‘Nyan Heroes’ Returns to Epic Games Store With New Playtest, Solana Token Rewards
Feline hero shooter Nyan Heroes is now open for its third playtest interval, which provides a brand new sport mode, two characters, and extra gameplay options. This additionally marks the start of the challenge’s third airdrop marketing campaign wave, the place gamers will be capable to earn Solana-based NYAN tokens by finishing in-game quests.
Nyan Heroes is a free-to-play, Overwatch-style shooter during which gamers embody a cat piloting a mech swimsuit. Developed by 9 Lives Interactive, the sport broke into the prime 30 titles on the Epic Video games Retailer throughout its final playtest. This was adopted by a token launch and airdrop to those that participated within the playtest marketing campaign.
With the sport’s third playtest, a brand new airdrop marketing campaign has begun and can run till September 25. By finishing weekly and each day missions, which can happen primarily inside the sport itself, gamers will be capable to earn their share of NYAN tokens throughout the subsequent airdrop.
The third playtest sees main updates and new options added to the sport—most notably, two new characters (or guardians) known as Ayana and Yuri.
Nyan Heroes is BACK child!
& boy had been the devs cooking whereas they had been away..
2 new superior characters, a brand new sport mode, new ui, and the identical previous feline frenzy of enjoyable.
See you on the market 😼#NyanPartner pic.twitter.com/PQKknXLnXV
— Kyroh (@Kyroh) August 23, 2024
Anyana is a speedy scout cat pilot that will get forward of fight, scoping out the enemy to assist her teammates. Certainly one of her skills will increase the participant’s motion pace, as she stuns enemies she passes by; her final assault launches her from the sky, inflicting electrical injury to the world round her.
Yuri, a mage guardian, was my favourite addition to the playtest. This character can solid spells, and better of all, teleport across the map. This mechanic was plenty of enjoyable to play with as you might seize an SMG or shotgun, get behind the enemy, and catch them unexpectedly.
A take a look at the brand new mage guardian. Picture: Nyan Heroes.
This replace additionally sees a brand new sport mode added to rotation: Payload. Very similar to in hero shooters of the previous, like Workforce Fortress 2 and Overwatch, two groups battle it out to push a payload throughout the map, with the staff pushing it furthest successful out.

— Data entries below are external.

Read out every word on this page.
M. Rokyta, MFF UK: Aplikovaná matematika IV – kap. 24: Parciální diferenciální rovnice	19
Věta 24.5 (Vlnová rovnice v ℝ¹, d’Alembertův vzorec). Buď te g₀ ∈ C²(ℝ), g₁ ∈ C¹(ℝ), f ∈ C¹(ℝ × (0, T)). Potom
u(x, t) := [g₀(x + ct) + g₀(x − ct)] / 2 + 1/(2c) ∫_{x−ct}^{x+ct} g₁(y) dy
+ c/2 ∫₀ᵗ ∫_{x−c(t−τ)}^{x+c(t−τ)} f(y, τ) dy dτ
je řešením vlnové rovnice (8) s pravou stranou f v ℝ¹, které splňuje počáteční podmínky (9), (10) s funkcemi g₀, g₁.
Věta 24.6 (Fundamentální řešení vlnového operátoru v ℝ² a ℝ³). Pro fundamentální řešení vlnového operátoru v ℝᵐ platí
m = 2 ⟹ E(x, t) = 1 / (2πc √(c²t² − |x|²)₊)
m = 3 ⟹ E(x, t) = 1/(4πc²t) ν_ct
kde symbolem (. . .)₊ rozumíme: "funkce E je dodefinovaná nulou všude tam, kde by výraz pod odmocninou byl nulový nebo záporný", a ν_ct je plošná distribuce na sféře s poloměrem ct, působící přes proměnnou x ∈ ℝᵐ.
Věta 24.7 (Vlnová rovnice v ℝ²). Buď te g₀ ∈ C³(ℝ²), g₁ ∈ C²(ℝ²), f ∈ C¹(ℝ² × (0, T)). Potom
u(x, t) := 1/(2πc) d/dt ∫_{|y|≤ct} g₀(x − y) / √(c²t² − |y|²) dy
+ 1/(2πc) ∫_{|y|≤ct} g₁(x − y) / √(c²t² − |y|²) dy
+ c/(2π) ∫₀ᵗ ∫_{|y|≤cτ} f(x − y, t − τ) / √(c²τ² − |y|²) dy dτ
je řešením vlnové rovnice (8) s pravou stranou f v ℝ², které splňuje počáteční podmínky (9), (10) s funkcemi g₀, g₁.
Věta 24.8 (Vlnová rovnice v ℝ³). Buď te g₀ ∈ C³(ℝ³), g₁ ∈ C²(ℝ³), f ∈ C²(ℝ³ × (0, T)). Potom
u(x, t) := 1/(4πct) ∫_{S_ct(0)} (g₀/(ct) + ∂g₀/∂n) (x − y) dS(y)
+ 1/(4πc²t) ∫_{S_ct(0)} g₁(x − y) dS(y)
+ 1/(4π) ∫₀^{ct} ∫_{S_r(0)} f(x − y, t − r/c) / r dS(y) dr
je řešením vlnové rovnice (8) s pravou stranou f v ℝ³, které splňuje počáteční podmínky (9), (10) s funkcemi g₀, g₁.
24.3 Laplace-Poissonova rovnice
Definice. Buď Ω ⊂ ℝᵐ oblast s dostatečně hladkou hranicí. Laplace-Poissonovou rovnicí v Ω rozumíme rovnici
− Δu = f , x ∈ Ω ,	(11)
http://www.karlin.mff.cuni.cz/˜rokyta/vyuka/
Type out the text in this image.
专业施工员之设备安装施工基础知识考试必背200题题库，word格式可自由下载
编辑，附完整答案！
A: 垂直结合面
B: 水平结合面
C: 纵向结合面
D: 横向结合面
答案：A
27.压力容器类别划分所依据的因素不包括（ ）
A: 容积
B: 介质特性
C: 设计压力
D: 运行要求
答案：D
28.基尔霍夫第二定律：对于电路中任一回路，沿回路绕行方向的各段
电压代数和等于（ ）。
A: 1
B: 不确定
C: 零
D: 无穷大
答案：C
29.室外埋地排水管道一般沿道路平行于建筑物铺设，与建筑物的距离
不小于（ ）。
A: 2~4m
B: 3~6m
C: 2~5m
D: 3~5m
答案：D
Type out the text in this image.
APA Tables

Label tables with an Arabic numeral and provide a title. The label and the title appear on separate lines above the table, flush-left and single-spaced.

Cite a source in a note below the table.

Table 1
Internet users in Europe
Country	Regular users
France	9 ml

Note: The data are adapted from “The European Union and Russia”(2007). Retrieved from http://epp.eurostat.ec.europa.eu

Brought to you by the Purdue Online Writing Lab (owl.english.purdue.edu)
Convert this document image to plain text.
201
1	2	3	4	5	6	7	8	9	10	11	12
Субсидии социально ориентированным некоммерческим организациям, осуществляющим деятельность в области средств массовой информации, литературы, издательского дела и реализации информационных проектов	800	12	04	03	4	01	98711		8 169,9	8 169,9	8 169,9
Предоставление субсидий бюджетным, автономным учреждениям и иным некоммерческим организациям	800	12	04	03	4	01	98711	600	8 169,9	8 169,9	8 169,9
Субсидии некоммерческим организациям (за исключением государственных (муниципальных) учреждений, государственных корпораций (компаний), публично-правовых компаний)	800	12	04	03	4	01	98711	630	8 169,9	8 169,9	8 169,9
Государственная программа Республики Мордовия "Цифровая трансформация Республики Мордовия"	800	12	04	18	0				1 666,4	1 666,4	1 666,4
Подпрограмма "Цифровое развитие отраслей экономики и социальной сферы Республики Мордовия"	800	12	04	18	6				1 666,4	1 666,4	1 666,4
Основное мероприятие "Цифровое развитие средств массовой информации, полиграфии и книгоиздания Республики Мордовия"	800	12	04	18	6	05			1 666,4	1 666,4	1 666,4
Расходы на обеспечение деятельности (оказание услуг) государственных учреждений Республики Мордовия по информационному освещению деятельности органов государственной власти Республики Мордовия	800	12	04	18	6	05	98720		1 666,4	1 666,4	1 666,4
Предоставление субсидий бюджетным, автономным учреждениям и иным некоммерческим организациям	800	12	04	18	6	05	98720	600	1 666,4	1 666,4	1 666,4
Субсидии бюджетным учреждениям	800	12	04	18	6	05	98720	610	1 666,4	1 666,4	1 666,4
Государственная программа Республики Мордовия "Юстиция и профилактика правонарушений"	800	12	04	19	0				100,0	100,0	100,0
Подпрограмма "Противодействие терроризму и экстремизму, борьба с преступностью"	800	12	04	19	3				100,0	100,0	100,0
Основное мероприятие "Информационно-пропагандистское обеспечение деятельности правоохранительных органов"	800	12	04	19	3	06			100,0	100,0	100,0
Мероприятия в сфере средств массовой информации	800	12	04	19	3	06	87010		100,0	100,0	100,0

The addition of this sport mode, the staff says, is step one in 9 Lives’ mission to stability the sport to work throughout a number of completely different modes and types.
Different new options have additionally been added on this playtest, together with a brand new map, guardian audio strains, and an “embark” mechanic that sees cats which have disembarked from their mech hopping on the backs of ally fits.
One other main characteristic is the addition of customizable “augments,” that are equipable small stat boosts on your characters that you’re randomly dropped whereas taking part in the sport. The staff admits that this shall be a key problem of balancing throughout this playtest, as they need this mechanic to really feel noticeable with out being unfair.
From taking part in the most recent playtest, it feels extra polished than again in Could as the sport seems to be taking form whereas on this pre-alpha state. Particularly, the wall working mechanic felt smoother on this construct of the sport, and I discovered myself eager to experiment with it greater than within the final playtest—though there was no official phrase on this being a tweaked mechanic.
For now, the staff is concentrated on rolling out playtest three and wouldn’t estimate when the sport will enter beta, not to mention when will probably be prepared to totally launch. That is largely because of the sport being created by what Arianne Garin, advertising and marketing supervisor at 9 Lives, known as a “small staff” of round 60 folks, however the firm is trying to rent in various roles to assist push the sport to the subsequent degree.